Coelenterazine Analogs for Bioassays and Molecular Imaging

Abstract

Coelenterazine (CTZ) is a common substrate of marine luciferases upon emission of bioluminescence (BL) in living organisms. Because CTZ works as a "luminophore" in the process of BL emission, the chemical modification has been centered for improving the optical properties of BL. In this review, we showcase recent advances in CTZ designs with unique functionalities. We first elucidate the light-emitting mechanisms of CTZ, and then focus on how the rational modification of CTZ analogs developed in recent years are connected to the development of unique functionalities even without luciferases, which include color tunability covering the visible region, specificity to various proteins (e.g., luciferase, albumin, and virus protein), and activatability to ions or reactive oxygen species (ROS) and anticancer drugs. This review provides new insights into the broad utilities of CTZ analogs with designed functionalities in bioassays and molecular imaging.

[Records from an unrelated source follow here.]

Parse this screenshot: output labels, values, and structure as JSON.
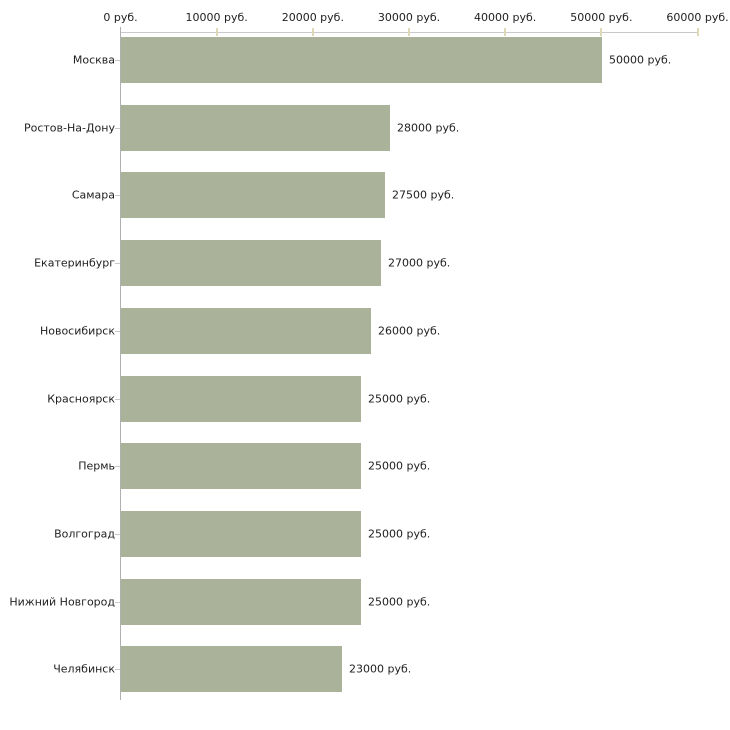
{
  "chart_data": {
    "type": "bar",
    "orientation": "horizontal",
    "title": "",
    "xlabel": "",
    "ylabel": "",
    "grid": false,
    "legend": false,
    "categories": [
      "Москва",
      "Ростов-На-Дону",
      "Самара",
      "Екатеринбург",
      "Новосибирск",
      "Красноярск",
      "Пермь",
      "Волгоград",
      "Нижний Новгород",
      "Челябинск"
    ],
    "values": [
      50000,
      28000,
      27500,
      27000,
      26000,
      25000,
      25000,
      25000,
      25000,
      23000
    ],
    "value_labels": [
      "50000 руб.",
      "28000 руб.",
      "27500 руб.",
      "27000 руб.",
      "26000 руб.",
      "25000 руб.",
      "25000 руб.",
      "25000 руб.",
      "25000 руб.",
      "23000 руб."
    ],
    "value_axis": {
      "position": "top",
      "min": 0,
      "max": 60000,
      "tick_interval": 10000,
      "tick_labels": [
        "0 руб.",
        "10000 руб.",
        "20000 руб.",
        "30000 руб.",
        "40000 руб.",
        "50000 руб.",
        "60000 руб."
      ]
    },
    "colors": {
      "bar": "#abb29a",
      "axis_line_x": "#c9c9c9",
      "axis_line_y": "#b0b0b0",
      "tick_mark": "#dcd9b6",
      "category_tick": "#c9c9c9",
      "text": "#222222"
    }
  }
}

Keywords: bioassay; bioluminescence; coelenterazine; imaging; luciferase.

Figure 1

(A) The imidazopyrazinone structure of CTZ and its oxidative reaction to generate luminescence, giving coelenteramide (CTMD). (B) The intermediate forms of CTZ in the process of the oxidative reaction with molecular oxygen. (C) The detailed mechanism of chemiluminescence emission of CTZ through its oxidative reaction.

Figure 2

A proposed catalytic mechanism of CTZ-powered Renilla-type bioluminescence. This figure was modified from a reference [19]. Inset a shows the binding mode between Renilla-type luciferase (AncFT) and CTMD (CEI) based on the PDB structure, 7QXQ. This tertiary structure shows involvement of D160 besides the catalytic pentad, N51, D118, W119, E142, and H283.

Figure 3

Overview of the CTZ analogs with typical modification at the imidazopyrazinone backbone. The C-2, C-5, C-6, and C-8 positions of the backbone were modified for better optical properties. Group A represents the historically old and structurally simple chemical CTZ analogs; Group B shows CTZ analogs with a specific elbow at the C-8 position; Group C categorizes CTZ analogs with a π-electron extension at the C-6 position; Group D represents CTZ analogs with a bridge connecting the C-5 and C-6 positions; and Groups E and F are designed for FMZ analogs.

Figure 4

(A) BL spectra of CTZ analogs, C3 and C6, according to marine luciferases. The right panel showcases the spectral signatures of representative C-series CTZ analogs that represent each marine luciferase. (B) Binding of selected CTZ analogs with marine luciferases, explaining the spectral signatures.

Figure 5

(A) BL spectra of C- and S-series CTZ analogs according to marine luciferases. (B) Diverse BL spectra of bottle-series CTZ analogs with RLuc8.6-535. (C) Dye-conjugated CTZ analogs. The red colored frames represent the fluorescent dyes. (D) The relative TBET spectra of Cy5-CTZ with ALuc30, where the peak heights were normalized to the peak height contributed by the CTZ part (474 nm) in the green region. The legend indicates the relative ratios of the luciferase (left) to the substrate (right). The numbers on the peaks denote the maximal wavelengths (λ_max) of the spectra.

Figure 6

(A) Relative luciferase specificity of representative CTZ analogs, 6et-OH-CTZ, 6pi-OH-2H-CTZ, and 6pi-OH-CTZ. The bottom panel shows the corresponding chemical structures of the substrates. The imidazopyrazinone backbone was highlighted in green and the characteristic functional groups were marked in red. (B) Relative luciferase specificity of K-series CTZ analogs according to marine luciferases. The overall BL intensities were depicted in relative values compared to that of the substrate K6 with RLuc86SG. (C) Comparison of the luciferase specificity of M2 with those of nCTZ and CTZh. (D) Relative luminescence intensities of S-series CTZ analogs in response to various serum albumins. Abbreviations: HSA, human serum albumin; BSA, bovine serum albumin; OVA, ovalbumin.

Figure 7

(A) BL-emitting mechanism of a caged CTZ analog A5 for determining nitroreductase activity. (B) BL-emitting mechanism of a caged CTZ analog, Piv-FMZ-OH and Ad-FMZ-OH, derived from FMZ-OH (Hydrofurimazine; HFz) for determining esterase activity. (C) Design of an analog named Potassiorin that is derived from the diphenylterazine (DTZ) structure. The C-2 position of DTZ is modified with a K⁺-binding crown ether ring to derive Potassiorin. (D) Modification of the C-3 position of the DTZ backbone for improving the BBB permeability and minimizing BBB efflux.

Figure 8

Chemical structures of CTZ analogs working as ROS scavengers and anticancer drugs. Native CTZ (left end in the upper panel) is modified to generate ROS scavengers (MCLA) and cancer drugs (Br-Cla-1 and FBr-Cla). The corresponding reactions produce oxidated compounds in the bottom panel.